I visited Maryborough, Bundaberg and Gympie today, travelling around in a small twin engine plane and driving the last part from Gympie back to Brisbane, getting back home about 11pm.
I spoke mainly about water issues (as well as about the specific importance of the Queensland Senate contest, which not surprisingly I do everywhere I go). As seems to often happen when I’m campaigning on water, it rained almost the entire day, which meant some low slow flying staying below the clouds and a fair bit of circling looking for breaks in the storm clouds while waiting to land.
I don’t really like doing rapid-fire visits to towns. It feels rather artificial to charge into a place, talk to a few people or hold one meeting, tell the media why you’re there and then leave again. However, when your electorate is the size of Queensland and there’s an election campaign on, it is sometimes necessary.
The destructive, expensive and unnecessary Traveston dam was the main topic of conversation in Gympie, which is the main town in the region being hit the hardest and most immediately by the dam, and in Maryborough which is downstream.
There has been less attention paid to the areas and consequences downstream of the dam wall, but opposition is growing and getting more organised in this area too. After it passes through Gympie, the Mary River flows down past Maryborough and Hervey Bay through Ramsar wetlands of international significance and into the world heritage listed Great Sandy Strait and Fraser Island.

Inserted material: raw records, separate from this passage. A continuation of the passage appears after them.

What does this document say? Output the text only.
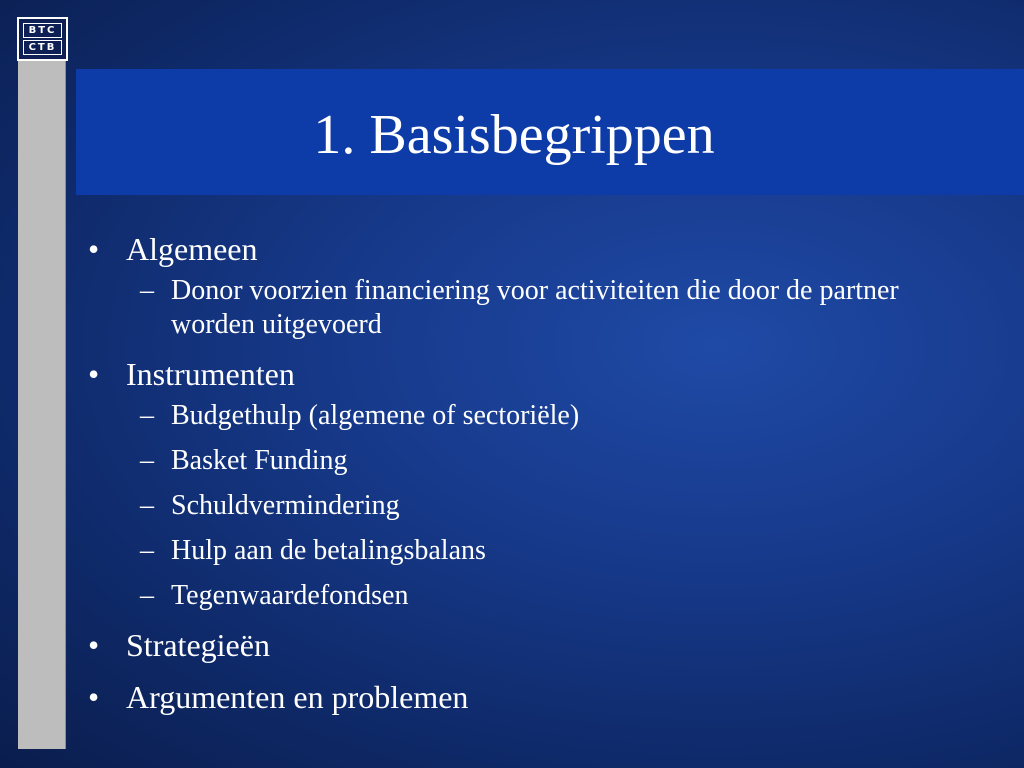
BTC
CTB
1. Basisbegrippen
• Algemeen
– Donor voorzien financiering voor activiteiten die door de partner worden uitgevoerd
• Instrumenten
– Budgethulp (algemene of sectoriële)
– Basket Funding
– Schuldvermindering
– Hulp aan de betalingsbalans
– Tegenwaardefondsen
• Strategieën
• Argumenten en problemen
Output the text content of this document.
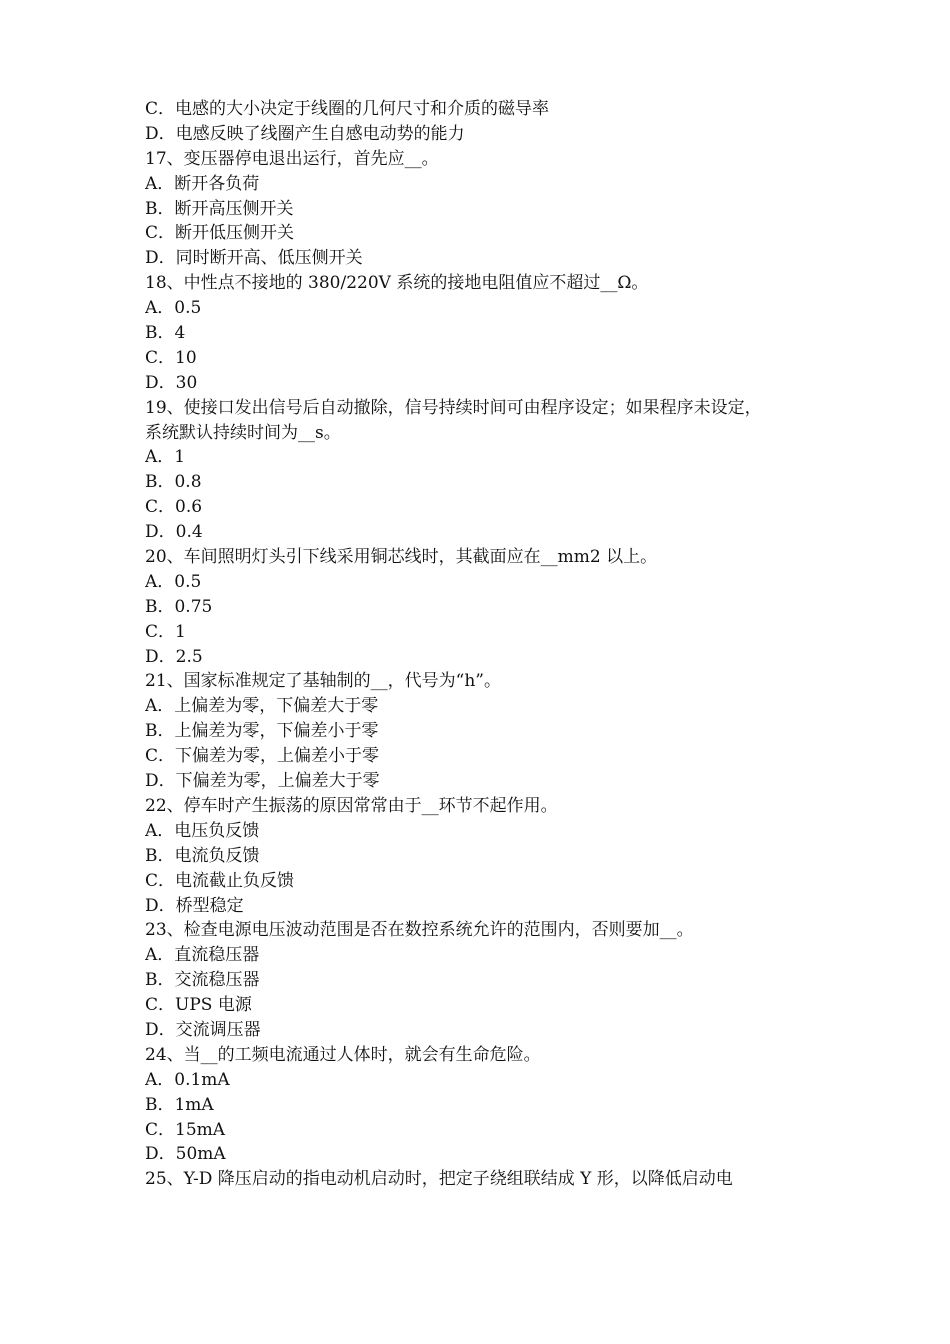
C．电感的大小决定于线圈的几何尺寸和介质的磁导率
D．电感反映了线圈产生自感电动势的能力
17、变压器停电退出运行，首先应__。
A．断开各负荷
B．断开高压侧开关
C．断开低压侧开关
D．同时断开高、低压侧开关
18、中性点不接地的 380/220V 系统的接地电阻值应不超过__Ω。
A．0.5
B．4
C．10
D．30
19、使接口发出信号后自动撤除，信号持续时间可由程序设定；如果程序未设定，
系统默认持续时间为__s。
A．1
B．0.8
C．0.6
D．0.4
20、车间照明灯头引下线采用铜芯线时，其截面应在__mm2 以上。
A．0.5
B．0.75
C．1
D．2.5
21、国家标准规定了基轴制的__，代号为“h”。
A．上偏差为零，下偏差大于零
B．上偏差为零，下偏差小于零
C．下偏差为零，上偏差小于零
D．下偏差为零，上偏差大于零
22、停车时产生振荡的原因常常由于__环节不起作用。
A．电压负反馈
B．电流负反馈
C．电流截止负反馈
D．桥型稳定
23、检查电源电压波动范围是否在数控系统允许的范围内，否则要加__。
A．直流稳压器
B．交流稳压器
C．UPS 电源
D．交流调压器
24、当__的工频电流通过人体时，就会有生命危险。
A．0.1mA
B．1mA
C．15mA
D．50mA
25、Y-D 降压启动的指电动机启动时，把定子绕组联结成 Y 形，以降低启动电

The impact on water quality and environmental flows downstream into this very sensitive and significant bird and fish breeding habitat has not much focus, but is very important in its own right. The hugely significant and endangered Queensland lungfish has received most of the attention in regards to the environmental impacts of the dam, and to a lesser extent the rare Mary River turtle. But the impact on species and biodiversity downstream also merits closer examination.
Of course even without the massive environmental impacts, the proposed Traveston dam is a less reliable, more expensive and energy intensive piece of water infrastructure than many other alternatives. But the state government does seem grimly determined to build it no matter what, which leaves the ball very much in the federal government’s court to use their powers under federal environment law to stop the thing.
I see it as my role to do all I can to help people locally to ensure the federal government fulfils its legal obligation to stop such an environmentally destructive and unnecessary project. It is unfortunate that there has been so little public opposition to such a wasteful and destructive project from the people of Brisbane, which is where a lot of the water from the dam would eventually be pumped to – the energy and financial cost just from continually pumping such a large volume of water such a long distance is a big enough argument in itself to pursue alternatives.
The dam seems to breach aspects of the federal environment law more directly than the pulp mill in Tasmania, yet more Brisbane people seem concerned about the pulp mill than the destructive dam just up the road! This really does strike me as odd, but I can only assume far too many of us have been taken in by the Queensland government’s propaganda avalanche implying that Brisbane will run out of water in the future unless the dam is built.